Angela Merkel
German Chancellor and chairperson of the German Christian Democrats (CDU) Angela Merkel speaks to the media a day after the Berlin state elections on 19 September 2016 in Berlin, Germany Sean Gallup/Getty Images

German Chancellor Angela Merkel has accepted responsibility for her Christian Democratic Union's (CDU) party's defeat in the Berlin state elections and acknowledged her mistakes in handling the refugee crisis.

In a speech on Monday (19 September), Merkel said that she was fighting to ensure that there would not be a repeat of last year's chaos at its borders, even as she defended her open door refugee policy which allowed a million migrants to reach Germany. It was a humanitarian gesture as Europe faced desperate migrants, many of who fled the war in Syria.

She said, "If I could, I would turn back time many, many years to better prepare myself, the federal government and all those in positions of responsibility for the situation we were rather unprepared for in the late summer of 2015." However, she did not disown the decision to keep the borders open for thousands of refugees stranded at the Keleti train station in Budapestin September 2015.

In Sunday's elections, the two main parties in Germany – Christian Democratic Union (CDU) and Social Democratic Party (SPD) – saw the worst results in history. The CDU received only 17.6% of the vote and SPD managed to get just about 22%, even as right-wing populist party Alternative for Deutschland (AfD) saw impressive gains with 14%. The SPD said it would hold talks with all parties to form a coalition except the AfD. According to BBC, the party is expected to drop CDU as a coalition partner to favor the left-wing Die Linke and the Greens.

George Pazderski, AfD's Berlin leader, called his party "the biggest democratic project of the last few decades" as they made gains and entered the 10th state parliament in a row.

Meanwhile, Merkel admitted that her open door refugee policy with the slogan "Wir schaffen das" (We will manage it) played a part in the outcome of the elections. She has now distanced herself from the slogan saying that it was "a sort of simplified motto". She added that for a long time, she depended on the Dublin Resolution "which, to put it simply, had taken the problem off Germany's hands, and that was not good". The 62-year-old vowed to work harder to explain her stance on migrants.

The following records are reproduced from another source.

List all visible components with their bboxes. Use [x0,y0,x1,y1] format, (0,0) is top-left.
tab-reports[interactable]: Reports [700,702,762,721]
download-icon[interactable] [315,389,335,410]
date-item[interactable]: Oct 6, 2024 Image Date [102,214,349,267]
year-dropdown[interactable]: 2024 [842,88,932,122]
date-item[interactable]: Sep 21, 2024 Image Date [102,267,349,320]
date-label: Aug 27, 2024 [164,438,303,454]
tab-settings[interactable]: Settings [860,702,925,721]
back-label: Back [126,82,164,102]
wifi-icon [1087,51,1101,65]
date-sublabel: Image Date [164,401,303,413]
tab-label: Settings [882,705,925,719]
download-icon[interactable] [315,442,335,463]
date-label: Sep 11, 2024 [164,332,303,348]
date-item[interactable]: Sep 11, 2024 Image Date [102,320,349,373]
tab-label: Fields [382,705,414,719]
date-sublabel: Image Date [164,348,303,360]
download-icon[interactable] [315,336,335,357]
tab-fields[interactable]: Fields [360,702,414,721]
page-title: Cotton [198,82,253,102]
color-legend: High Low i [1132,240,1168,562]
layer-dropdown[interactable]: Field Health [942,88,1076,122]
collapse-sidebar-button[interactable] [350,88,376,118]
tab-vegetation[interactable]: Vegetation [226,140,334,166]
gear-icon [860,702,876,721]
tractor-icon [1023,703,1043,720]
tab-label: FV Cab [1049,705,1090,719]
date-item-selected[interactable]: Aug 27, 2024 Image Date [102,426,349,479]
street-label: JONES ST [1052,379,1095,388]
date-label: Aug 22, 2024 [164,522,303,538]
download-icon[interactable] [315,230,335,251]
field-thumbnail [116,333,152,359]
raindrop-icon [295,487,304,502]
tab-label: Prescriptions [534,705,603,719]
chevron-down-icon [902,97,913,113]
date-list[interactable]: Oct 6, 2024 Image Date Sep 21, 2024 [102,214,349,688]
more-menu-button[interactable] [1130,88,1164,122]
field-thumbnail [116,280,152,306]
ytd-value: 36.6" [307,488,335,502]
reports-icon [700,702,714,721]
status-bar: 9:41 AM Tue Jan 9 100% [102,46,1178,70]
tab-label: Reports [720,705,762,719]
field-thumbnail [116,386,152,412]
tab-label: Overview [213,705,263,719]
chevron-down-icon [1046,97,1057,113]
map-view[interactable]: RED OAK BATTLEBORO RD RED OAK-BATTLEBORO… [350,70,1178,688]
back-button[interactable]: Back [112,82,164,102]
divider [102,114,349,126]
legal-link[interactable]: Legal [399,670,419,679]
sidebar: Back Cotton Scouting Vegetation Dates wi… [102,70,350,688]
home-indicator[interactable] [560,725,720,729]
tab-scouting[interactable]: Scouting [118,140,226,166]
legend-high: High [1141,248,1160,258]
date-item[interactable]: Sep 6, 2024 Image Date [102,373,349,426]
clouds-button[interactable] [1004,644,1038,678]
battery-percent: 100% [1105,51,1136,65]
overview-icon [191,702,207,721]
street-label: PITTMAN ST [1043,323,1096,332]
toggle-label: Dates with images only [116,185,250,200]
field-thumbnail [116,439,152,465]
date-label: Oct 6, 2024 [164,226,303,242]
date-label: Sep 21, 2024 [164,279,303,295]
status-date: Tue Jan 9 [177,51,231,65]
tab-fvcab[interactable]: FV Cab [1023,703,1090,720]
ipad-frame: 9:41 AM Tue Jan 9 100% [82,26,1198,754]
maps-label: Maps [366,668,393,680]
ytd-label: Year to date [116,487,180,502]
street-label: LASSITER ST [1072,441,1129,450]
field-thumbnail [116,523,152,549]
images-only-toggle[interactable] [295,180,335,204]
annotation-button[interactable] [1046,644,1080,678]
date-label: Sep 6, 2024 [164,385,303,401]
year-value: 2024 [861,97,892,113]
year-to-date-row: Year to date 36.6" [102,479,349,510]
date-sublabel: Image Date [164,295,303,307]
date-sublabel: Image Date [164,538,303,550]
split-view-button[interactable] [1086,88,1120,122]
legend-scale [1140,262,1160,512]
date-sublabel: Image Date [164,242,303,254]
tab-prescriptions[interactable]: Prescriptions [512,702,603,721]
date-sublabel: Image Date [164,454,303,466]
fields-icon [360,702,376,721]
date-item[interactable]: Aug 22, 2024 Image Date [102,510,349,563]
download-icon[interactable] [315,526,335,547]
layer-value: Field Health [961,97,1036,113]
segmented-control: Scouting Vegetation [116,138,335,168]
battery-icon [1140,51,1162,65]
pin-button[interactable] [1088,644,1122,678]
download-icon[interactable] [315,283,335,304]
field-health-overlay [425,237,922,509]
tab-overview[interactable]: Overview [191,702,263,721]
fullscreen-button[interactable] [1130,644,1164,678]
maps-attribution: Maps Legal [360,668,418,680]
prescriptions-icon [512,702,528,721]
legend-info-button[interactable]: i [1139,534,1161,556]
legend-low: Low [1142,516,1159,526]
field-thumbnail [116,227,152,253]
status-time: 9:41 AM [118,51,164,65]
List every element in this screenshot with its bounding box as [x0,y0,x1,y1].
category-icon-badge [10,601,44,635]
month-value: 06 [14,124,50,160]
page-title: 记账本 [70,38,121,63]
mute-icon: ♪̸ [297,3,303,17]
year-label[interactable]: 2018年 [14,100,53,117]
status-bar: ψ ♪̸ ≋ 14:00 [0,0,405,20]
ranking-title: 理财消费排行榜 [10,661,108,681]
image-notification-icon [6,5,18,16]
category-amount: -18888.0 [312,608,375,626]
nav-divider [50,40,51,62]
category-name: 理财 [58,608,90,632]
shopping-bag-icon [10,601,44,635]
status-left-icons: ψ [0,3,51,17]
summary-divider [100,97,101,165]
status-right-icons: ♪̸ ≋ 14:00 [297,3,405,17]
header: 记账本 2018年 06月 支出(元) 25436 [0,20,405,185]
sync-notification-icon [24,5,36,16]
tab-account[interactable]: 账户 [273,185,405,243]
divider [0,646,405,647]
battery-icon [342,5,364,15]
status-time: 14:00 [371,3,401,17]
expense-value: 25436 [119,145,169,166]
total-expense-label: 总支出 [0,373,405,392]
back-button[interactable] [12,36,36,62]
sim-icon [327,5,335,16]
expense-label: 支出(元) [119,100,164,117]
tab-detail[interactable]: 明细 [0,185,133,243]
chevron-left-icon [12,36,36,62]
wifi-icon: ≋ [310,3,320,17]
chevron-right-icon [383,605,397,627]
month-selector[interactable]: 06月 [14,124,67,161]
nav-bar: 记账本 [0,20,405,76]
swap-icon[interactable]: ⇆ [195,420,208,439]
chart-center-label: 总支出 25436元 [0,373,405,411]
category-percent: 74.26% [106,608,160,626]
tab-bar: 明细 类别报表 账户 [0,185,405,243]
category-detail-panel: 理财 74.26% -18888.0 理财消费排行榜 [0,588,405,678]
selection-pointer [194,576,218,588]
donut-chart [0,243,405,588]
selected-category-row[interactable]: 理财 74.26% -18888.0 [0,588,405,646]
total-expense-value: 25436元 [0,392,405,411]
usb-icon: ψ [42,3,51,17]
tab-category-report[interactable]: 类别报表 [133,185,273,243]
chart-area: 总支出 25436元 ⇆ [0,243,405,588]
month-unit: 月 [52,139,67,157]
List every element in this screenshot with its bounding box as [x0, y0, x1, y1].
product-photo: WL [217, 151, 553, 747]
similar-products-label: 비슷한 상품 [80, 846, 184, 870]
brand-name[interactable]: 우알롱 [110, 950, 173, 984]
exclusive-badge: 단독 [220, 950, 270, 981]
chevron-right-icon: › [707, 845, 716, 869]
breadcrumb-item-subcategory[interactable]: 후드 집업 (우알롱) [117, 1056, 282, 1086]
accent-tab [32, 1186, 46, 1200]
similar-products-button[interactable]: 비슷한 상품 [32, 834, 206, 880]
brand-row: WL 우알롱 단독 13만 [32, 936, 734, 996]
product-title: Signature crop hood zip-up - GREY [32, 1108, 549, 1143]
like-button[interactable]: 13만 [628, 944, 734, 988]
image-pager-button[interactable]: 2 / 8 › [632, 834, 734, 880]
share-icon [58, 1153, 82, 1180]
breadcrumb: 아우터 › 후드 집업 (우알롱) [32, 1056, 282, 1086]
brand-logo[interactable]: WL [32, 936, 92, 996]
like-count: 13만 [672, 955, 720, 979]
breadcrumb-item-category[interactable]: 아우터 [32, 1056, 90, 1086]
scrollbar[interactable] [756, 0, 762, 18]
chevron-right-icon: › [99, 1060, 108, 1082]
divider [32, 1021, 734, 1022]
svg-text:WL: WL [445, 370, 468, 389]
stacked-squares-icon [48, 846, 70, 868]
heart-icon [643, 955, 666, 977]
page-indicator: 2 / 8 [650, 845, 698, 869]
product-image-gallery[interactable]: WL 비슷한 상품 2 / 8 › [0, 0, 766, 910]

She bemoaned that the European Union was failing to accept the refugee crisis as a "global and a moral challenge".

"What we are seeing in Europe is a realisation that we are no longer leading the field when it comes to globalisation, we are not setting the pace. In 1990, when the wall fell, the cold war came to an end and freedom blossomed everywhere; it looked like we were on an irreversible road to victory, and that it was just up to the rest of the world to join our model. Freedom had won. It now turns out things aren't that simple, she said.